Thanks already in advance!

ElleSkye117 commented 1 year ago

For the first part, I do something similar in one of my projects.

You need to make sure you only create the implementation once, your code does it once per Router and once per FeatureInternalRouter types. Instead, create the implementation once via sharedInScope() separately and then in the factory function for the two protocols get that implementation and return "as" the protocol type. see example

public struct FeatureModule: Cleanse.Module {
    public static func configure(binder: Binder<Singleton>) {
       // create the underlying implementation once for the graph
        binder
           .bind(FeatureRouterImpl.self)
           .sharedInScope()
           .to(factory: FeatureRouterImpl.init)
       // Assumes FeatureRouterImpl implements both Router and FeatureInternalRouter protocols
        binder
            .bind(Router.self)
            .to { $0 as FeatureRouterImpl }
        binder
            .bind(FeatureInternalRouter.self)
            .to { $0 as FeatureRouterImpl }
      }
}

for your second questions, I think you need to make the factory function return an array. You need to specify what actual Router elements go in that collection. Basically, your to(factory: FeatureRouterImpl.init) needs to be to(factory: SomeFunctionThatReturns [Router] type)

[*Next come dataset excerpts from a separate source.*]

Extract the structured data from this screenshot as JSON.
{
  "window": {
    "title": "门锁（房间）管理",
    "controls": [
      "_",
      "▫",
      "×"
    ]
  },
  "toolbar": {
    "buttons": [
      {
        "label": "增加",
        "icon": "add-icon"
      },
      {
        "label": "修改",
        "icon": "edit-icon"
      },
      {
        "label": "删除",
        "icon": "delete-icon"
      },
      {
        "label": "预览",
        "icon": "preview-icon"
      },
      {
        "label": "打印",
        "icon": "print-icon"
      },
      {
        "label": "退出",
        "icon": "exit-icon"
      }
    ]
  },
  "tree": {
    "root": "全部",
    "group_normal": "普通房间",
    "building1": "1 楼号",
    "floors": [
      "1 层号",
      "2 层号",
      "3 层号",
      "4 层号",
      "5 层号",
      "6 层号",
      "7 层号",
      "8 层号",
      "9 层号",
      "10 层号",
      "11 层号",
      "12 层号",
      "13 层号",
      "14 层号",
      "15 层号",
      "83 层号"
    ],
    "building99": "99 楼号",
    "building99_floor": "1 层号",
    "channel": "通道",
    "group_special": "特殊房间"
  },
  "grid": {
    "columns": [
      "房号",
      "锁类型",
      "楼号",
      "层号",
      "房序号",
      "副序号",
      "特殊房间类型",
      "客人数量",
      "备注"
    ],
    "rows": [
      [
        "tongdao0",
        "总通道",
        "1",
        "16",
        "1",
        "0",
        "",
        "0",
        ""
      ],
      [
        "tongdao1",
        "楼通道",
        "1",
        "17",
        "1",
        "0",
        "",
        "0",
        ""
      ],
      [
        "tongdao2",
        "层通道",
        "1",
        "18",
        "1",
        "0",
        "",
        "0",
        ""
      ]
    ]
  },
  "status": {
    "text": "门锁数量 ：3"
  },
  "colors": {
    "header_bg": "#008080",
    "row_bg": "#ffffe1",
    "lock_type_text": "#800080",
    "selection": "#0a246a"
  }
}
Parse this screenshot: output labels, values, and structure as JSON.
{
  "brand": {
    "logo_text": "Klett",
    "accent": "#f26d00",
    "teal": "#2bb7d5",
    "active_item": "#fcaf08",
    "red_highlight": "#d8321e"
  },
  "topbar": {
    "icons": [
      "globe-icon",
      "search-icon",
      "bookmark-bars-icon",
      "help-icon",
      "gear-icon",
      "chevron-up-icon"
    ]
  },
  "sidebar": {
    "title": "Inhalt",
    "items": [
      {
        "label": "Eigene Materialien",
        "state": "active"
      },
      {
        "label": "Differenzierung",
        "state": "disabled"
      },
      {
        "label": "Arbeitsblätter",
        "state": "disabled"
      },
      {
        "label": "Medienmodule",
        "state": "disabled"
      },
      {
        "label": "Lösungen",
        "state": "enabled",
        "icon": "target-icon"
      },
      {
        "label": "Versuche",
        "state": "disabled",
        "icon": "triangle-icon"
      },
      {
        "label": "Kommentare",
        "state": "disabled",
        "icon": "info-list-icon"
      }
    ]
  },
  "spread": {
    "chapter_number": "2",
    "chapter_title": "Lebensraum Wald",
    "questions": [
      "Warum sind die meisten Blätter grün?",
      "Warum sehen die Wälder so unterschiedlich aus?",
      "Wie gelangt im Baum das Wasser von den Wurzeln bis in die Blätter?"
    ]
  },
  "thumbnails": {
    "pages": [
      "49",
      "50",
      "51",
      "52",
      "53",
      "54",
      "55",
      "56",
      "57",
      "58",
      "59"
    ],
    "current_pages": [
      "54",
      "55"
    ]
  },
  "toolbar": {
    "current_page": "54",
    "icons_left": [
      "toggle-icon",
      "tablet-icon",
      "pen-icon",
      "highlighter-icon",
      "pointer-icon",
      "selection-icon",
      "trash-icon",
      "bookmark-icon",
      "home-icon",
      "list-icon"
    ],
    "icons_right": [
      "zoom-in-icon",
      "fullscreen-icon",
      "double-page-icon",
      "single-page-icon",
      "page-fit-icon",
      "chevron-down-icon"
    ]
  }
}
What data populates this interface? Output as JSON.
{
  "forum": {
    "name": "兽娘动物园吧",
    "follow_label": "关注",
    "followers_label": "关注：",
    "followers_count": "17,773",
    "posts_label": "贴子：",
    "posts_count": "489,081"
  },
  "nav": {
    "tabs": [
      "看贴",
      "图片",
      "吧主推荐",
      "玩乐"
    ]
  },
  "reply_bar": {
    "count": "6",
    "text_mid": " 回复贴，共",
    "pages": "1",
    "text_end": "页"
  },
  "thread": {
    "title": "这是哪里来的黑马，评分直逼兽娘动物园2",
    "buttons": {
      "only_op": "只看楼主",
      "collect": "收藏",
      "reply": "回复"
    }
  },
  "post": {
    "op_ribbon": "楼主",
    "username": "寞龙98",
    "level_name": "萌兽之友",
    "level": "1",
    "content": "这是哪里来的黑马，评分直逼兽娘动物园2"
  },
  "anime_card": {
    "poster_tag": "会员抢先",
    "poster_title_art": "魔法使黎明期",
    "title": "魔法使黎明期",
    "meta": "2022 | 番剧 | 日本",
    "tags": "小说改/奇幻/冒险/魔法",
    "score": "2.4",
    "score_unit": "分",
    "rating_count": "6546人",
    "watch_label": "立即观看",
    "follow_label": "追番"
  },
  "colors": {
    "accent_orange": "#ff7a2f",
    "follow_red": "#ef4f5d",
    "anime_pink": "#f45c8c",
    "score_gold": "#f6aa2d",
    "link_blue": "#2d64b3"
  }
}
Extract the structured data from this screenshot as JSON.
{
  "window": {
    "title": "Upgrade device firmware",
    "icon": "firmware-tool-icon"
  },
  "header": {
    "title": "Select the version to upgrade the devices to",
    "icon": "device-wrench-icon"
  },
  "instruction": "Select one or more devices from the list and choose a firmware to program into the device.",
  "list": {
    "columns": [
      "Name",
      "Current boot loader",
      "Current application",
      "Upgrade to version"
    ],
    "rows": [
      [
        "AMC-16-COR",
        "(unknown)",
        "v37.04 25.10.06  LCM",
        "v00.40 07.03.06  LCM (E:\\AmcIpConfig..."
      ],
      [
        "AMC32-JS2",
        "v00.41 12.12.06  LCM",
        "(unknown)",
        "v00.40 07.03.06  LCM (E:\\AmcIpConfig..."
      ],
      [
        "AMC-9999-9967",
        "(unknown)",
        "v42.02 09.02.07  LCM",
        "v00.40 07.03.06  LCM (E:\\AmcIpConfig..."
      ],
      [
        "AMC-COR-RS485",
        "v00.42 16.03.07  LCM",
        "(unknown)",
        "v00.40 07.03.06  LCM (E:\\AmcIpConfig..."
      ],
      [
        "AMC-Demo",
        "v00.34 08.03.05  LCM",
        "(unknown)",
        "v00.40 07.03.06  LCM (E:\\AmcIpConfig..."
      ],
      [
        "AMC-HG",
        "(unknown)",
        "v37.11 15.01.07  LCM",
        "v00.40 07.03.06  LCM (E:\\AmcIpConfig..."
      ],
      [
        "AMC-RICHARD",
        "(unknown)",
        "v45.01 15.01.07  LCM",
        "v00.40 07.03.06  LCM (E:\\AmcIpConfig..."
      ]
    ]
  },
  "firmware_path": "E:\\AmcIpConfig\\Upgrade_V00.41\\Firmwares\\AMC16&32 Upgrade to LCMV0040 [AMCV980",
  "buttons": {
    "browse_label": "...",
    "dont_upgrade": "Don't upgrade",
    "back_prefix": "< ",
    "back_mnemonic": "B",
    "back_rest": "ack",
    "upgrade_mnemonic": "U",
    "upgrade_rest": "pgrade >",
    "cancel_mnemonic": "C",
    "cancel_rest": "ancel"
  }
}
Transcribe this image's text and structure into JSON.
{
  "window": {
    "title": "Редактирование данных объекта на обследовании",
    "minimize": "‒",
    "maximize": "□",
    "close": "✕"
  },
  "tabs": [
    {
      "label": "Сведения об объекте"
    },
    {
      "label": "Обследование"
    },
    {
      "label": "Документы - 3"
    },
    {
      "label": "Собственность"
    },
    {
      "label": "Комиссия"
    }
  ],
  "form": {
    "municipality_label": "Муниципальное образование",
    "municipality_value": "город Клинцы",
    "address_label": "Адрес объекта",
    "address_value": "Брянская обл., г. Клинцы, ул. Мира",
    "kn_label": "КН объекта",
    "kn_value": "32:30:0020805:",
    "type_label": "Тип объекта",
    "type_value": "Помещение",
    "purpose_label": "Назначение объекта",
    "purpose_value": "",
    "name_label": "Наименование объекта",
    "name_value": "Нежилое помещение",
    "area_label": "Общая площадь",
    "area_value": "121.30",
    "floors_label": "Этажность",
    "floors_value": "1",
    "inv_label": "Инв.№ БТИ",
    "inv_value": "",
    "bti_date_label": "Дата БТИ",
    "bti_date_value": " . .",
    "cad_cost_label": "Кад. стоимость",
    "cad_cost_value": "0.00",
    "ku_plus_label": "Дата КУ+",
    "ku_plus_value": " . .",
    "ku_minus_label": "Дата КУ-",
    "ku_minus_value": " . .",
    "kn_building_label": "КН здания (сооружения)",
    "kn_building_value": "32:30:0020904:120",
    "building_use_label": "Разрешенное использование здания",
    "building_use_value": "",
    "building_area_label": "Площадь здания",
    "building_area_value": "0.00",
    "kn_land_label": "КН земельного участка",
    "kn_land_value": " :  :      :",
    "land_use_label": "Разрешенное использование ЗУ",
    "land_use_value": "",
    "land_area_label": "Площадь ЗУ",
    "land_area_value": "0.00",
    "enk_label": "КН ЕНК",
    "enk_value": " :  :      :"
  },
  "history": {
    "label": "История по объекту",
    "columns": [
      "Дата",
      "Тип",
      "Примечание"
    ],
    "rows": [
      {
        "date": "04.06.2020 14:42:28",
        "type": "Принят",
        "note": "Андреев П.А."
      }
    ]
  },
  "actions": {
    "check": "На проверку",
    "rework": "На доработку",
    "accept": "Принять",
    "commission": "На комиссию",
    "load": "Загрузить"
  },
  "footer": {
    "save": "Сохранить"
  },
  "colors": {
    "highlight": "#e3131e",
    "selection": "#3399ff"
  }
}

Im not sure if there is a more concise way to do the below example, but its how I do it on another project.

example

public struct FeatureModule: Cleanse.Module {
    public static func configure(binder: Binder<Singleton>) {
        binder
            .bind(Router.self)
            .intoCollection()
           // pull dependencies you might need to build the elements in the array out of the closure arguments based on types
            .to { (arg1: int) in
                  [RouterImplOne(intArg: arg1), RouterImplTwo(), ...] 
            }
     }
}
nwolvo commented 1 year ago

@ElleSkye117 thanks for the detailed explanation and examples. This is exactly what I was looking for. I didn't know that you can also bind types without using the factory call.

For the second point, I decided to list the specific routers individually in the Constructor and not use a collection.